Not surprisingly the lipid profile is dysfunction, since it is closely
linked to oxidative stress, which appears to be at the root of many problems in
autism.
It is
extremely easy and inexpensive to check your lipid profile (LDL, HDL and
triglycerides); if elevated, there are safe established ways to bring things
back to “normal”.
Parents
seeing a small positive effect with their fish oil supplements might consider
saving a lot of money and seeing if an extremely inexpensive biotin (5mg)
supplement has an equal or greater effect.
The cost of biotin would be $2 a month.
The cost of fish oil with anything like the concentration used in the
more effective trials (0.84g EPA and 0.7g DHA) will cost around $50 a month and may not lower
triglycerides by as much as the cheap biotin.
By measuring
the lipid profile before and after, you will be able to determine for yourself
the relative merits.
Niacin also
has been shown to improve mood/anxiety.
It is used by people with autism and schizophrenia. Niacin is also extremely effective at
reducing triglycerides. High doses of
Niacin can be accompanied by side effects and so use is discouraged.
Biotin levels do seem to be slightly low in autism.
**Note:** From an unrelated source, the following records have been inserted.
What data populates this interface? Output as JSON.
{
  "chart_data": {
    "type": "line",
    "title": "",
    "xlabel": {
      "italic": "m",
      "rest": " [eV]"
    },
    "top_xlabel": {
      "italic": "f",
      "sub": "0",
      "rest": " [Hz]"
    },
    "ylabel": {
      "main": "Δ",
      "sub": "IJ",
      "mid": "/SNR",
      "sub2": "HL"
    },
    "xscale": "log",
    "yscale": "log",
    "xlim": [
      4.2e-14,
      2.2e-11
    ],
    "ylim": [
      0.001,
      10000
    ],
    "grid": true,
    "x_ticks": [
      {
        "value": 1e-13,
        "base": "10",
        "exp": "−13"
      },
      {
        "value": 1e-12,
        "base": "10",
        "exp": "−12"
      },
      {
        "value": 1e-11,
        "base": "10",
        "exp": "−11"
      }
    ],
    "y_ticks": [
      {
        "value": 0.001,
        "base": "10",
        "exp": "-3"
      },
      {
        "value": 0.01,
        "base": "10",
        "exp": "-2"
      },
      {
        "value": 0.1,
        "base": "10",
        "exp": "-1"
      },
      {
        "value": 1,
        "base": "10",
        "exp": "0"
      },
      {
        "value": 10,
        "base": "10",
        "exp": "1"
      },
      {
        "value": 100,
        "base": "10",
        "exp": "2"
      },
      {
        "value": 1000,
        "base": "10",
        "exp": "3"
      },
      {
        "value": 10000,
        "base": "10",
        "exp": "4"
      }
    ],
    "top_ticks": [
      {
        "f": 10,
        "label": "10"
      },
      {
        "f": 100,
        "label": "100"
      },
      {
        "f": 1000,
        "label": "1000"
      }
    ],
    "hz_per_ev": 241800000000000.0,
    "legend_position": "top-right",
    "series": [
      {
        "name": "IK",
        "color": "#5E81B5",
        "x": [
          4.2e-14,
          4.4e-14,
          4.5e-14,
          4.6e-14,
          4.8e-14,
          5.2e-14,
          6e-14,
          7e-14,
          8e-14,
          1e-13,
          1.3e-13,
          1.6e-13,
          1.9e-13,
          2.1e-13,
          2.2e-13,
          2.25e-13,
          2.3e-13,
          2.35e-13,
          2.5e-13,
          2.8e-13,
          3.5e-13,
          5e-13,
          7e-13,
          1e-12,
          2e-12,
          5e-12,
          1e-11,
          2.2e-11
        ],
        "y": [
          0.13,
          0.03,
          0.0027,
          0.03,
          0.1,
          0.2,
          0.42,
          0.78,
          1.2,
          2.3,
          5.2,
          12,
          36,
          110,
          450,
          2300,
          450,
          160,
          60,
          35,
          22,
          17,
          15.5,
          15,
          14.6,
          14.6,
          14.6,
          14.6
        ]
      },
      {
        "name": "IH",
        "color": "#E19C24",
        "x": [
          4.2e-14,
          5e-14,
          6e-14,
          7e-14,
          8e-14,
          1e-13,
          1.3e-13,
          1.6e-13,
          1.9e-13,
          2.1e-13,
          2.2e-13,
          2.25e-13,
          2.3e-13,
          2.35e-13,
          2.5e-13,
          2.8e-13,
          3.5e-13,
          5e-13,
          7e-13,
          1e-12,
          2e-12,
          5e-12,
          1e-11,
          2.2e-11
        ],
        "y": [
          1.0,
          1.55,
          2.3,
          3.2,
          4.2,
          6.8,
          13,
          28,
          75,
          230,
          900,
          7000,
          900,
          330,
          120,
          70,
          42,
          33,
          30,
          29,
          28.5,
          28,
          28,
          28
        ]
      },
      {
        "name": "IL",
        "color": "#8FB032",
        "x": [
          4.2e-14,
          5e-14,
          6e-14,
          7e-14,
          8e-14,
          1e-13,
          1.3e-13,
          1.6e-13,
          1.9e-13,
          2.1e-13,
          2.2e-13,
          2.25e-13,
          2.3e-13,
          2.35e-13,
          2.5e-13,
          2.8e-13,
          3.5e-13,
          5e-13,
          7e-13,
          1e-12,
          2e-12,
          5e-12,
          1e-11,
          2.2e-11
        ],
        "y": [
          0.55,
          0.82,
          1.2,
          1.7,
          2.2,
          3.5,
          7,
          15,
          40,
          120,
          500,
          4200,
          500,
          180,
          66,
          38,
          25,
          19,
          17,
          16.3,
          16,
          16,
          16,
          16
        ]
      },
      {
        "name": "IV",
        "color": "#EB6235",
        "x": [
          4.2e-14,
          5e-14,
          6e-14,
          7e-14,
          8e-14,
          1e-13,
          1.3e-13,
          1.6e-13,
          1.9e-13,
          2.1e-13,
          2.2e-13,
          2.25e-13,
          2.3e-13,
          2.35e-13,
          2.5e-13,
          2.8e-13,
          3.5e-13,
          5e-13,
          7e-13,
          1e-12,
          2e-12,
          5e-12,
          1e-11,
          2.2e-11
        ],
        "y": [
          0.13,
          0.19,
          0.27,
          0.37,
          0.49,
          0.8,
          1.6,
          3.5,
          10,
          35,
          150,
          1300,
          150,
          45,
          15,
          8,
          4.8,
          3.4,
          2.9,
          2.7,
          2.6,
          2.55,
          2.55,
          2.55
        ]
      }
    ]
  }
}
Effective methods of accurately diagnosing deficiency are disputed. Biotin is very effective at reducing
triglycerides.
Elevated
triglycerides have been associated with mood disorders and depression.
It seems
plausible that the benefits from Omega-3 , niacin and biotin stem from their
effectiveness in reducing triglycerides.
Biotin would
seem to be a very cost effective and safe way to achieve this, without the side effects
of niacin.
Biotin also appears to have other key functions, including transcription of cytokine genes. Over expression of pro-inflammatory cytokines is a common feature of autism.